L'ascension des scores critiques
Les réserves exprimées sur la première saison méritent d'être mentionnées, car elles éclairent la progression. Le New York Times parlait de « problèmes tièdes dans un paradis d'âge moyen », tandis que Rolling Stone trouvait la série « mince, moins une série qu'une excuse pour que des gens talentueux traînent ensemble dans de jolis décors ». Variety évoquait une Tina Fey « en difficulté ». Ces critiques n'ont pas disparu avec la saison 2, mais elles se sont nettement raréfiées, comme si la série avait écouté ses détracteurs pour mieux se recentrer.
Cette trajectoire est d'autant plus remarquable que la série a rencontré son public dès le départ. La première saison a cumulé 24,4 millions de vues en deux semaines et s'est maintenue en tête du Top 10 Netflix pendant deux semaines.
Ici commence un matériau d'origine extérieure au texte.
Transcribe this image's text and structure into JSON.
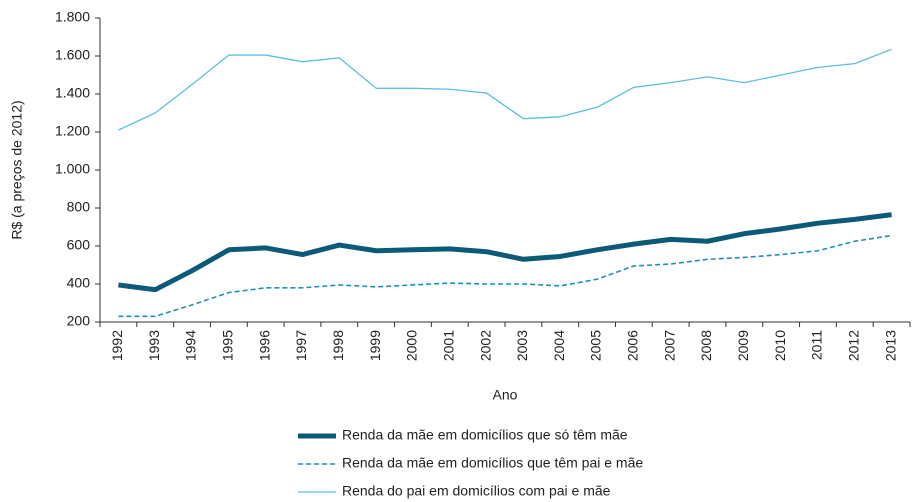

La deuxième saison, malgré un démarrage plus modeste (4,4 millions de vues la première semaine), a confirmé l'attachement du public. En France, AlloCiné attribue à la série une note presse de 3,7/5, et Télérama a consacré plusieurs critiques élogieuses à la saison 2.
Infos pratiques et perspectives pour la suite
Pour les spectateurs français, les deux saisons sont disponibles sur Netflix, avec des sorties mondiales simultanées : la première le 1er mai 2025, la deuxième le 28 mai 2026. Le film original de 1981, lui, n'est pas disponible sur la plateforme en France, ce qui renforce l'idée que la série s'est émancipée de sa source. Pour ceux qui découvrent l'univers, notre guide des saisons 1 et 2 détaille les arcs narratifs et les personnages.
La bonne nouvelle, c'est que l'aventure ne s'arrête pas là. La saison 3 a été renouvelée en juin 2026, quelques semaines seulement après la diffusion de la deuxième. Le final de la saison 2 a d'ailleurs introduit David Tennant, dont le personnage devrait jouer un rôle central dans la suite. Les créatrices n'ont pas annoncé de date de diffusion, mais le rythme de production suggère une sortie courant 2027.
Il serait exagéré de dire que la série a déjà surpassé le film de 1981 dans les cœurs. Le long-métrage d'Alan Alda conserve son statut de classique, avec sa mélancolie douce et ses dialogues ciselés. Mais les faits sont là : les scores critiques sont supérieurs, l'audience est au rendez-vous, et la série a réussi à s'approprier le concept pour le faire sien. C'est exactement ce qu'une adaptation devrait faire : non pas copier, mais prolonger, approfondir, et parfois oser ce que l'original n'aurait jamais pu tenter.